A screenshot showing gameplay in Grand Theft Auto 3

It soon became apparent to players just how much GTA 3 contained and how many ways it sought to push gaming forward. Arguably it was in the little details that enriched it. The fact you could shoot the moon. The newspapers saying Zombie Elvis had been found. The ‘COCKS’ shown on the stands of a stadium as you flew over it in the Dodo. Childish yes, but once upon a time GTA revelled in this “edgy” low humour.

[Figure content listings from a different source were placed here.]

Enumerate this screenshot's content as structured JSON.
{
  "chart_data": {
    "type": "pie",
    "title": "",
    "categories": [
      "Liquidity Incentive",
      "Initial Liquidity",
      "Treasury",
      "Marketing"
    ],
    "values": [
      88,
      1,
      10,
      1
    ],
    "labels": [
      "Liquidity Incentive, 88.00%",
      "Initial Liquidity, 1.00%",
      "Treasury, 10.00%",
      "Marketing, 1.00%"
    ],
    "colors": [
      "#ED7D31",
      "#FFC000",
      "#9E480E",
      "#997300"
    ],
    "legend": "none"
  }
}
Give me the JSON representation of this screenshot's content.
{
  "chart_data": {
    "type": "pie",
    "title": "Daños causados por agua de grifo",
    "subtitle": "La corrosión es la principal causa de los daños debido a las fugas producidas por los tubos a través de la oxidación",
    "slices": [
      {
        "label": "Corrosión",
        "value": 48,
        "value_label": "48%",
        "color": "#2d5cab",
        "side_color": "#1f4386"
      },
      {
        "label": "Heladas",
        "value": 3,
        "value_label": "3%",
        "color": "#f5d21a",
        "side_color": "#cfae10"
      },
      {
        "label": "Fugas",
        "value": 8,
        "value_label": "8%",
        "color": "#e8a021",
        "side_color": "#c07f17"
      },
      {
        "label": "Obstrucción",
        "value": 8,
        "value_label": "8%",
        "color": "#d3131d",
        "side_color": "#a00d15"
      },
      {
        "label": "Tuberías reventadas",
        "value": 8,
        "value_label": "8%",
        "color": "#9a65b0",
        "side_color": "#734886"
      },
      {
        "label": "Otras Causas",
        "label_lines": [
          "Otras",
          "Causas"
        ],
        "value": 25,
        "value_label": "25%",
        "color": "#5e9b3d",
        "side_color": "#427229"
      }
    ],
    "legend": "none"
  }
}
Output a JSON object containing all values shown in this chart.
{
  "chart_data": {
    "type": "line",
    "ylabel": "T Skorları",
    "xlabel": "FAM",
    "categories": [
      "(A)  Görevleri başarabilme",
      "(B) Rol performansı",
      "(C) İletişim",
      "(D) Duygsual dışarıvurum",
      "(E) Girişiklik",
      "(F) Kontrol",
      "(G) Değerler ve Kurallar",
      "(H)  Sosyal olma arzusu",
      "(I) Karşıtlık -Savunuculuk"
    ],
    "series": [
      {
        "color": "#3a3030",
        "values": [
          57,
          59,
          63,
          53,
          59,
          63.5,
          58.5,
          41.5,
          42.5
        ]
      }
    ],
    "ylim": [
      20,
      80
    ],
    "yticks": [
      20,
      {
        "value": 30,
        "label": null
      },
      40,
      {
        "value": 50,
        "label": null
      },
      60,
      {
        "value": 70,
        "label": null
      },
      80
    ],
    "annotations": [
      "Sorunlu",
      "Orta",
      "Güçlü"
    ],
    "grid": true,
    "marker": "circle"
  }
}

Nowadays, Rockstar has transformed into something else entirely, seemingly trapped by its very success. This is a developer that made Bully, Max Payne 3, Manhunt, Red Dead Revolver and Redemption, Midnight Club, and even a very good ping pong game, inspiring adoration and a ‘what will they do next?’ anticipation. But now? Now it inspires frustration.

BullyChemistry

Across forums, social media, and comments under articles about GTA remasters or canned Red Dead projects, players have been very vocal about the studio. Concerns range from the lack of support for Red Dead Online, to the lingering ill-will generated by the appalling state of the GTA Trilogy remasters, and, of course, the long wait for GTA 6.

Players wonder: Where is the GTA 5 single-player DLC? Where is the PS5 and Xbox Series patch for Red Dead Redemption 2? Why has it been so long since we’ve had a new GTA? You can sense the mounting depth of feeling. And I believe this frustration is born from the fact that no other developer can do what it does. Rockstar occupies a status and position no other enjoys or can aspire to, not even Naughty Dog.

A screenshot showing Ocean Drive in Grand Theft Auto: Vice City

GTA 5 has become the most profitable entertainment product of all time. Amazingly, it continues to land on best seller lists month after month. Its online mode is a never ending pinata of profits that has transformed Rockstar and its parent company, Take-Two Interactive, into one of the industry’s biggest players. With this success comes pressure and scrutiny.

Who else could’ve made Red Dead Redemption 2? Wandering the night streets of St. Denis and attending one of its parties, it’s still mind-blowing how much work must’ve gone into this masterpiece. The talent on display is astronomical. Who else could create the traffic systems, the weather, the animals, the AI, the animations, the physics systems, the incredible heist missions, the narratively ambitious gameplay that Rockstar can? You can ask CD Projekt Red just how hard it is.

Red Dead Redemption 2 No HUD showing Arthur at the swamps

The detailed settings Rockstar has created over the years have become worlds living inside the minds of players. We miss them. We yearn for them. In their trappings, their political leanings, and their wonderfully written protagonists, Rockstar has made experiences that occupy a role in this medium that few others can rival.

And yet, this very success leaves it less room to take risks and to work on projects that are smaller yet have that indefinable magic it’s capable of. From industry rumblings, it’s also apparent that some senior members have left the company, including one of the Housers who it’s said to have driven the dev to make such ambitious titles as RDR2.

Freefalling character in GTA 5 gameplay

But us gamers need GTA to take the edge off of the stuff that’s happening in the real world. The series has always been a dark mirror and parallel to real life, edging toward it with its trademark satire and humour. Its absence is keenly felt. To realise how long it’s been, the target of much of GTA 5’s satire is mostly the politics of the George W Bush era. We’ve had Obama, Trump, and Biden since then. Goodness knows, any of them needed some deflating, because that’s what GTA does so well, pricking the pretentious flatulence of the world whether it’s liberal or conservative.

Whenever GTA 6 does actually arrive, I for one hope that Rockstar remembers its earlier fearlessness and playfulness. Because we all need a dose of that.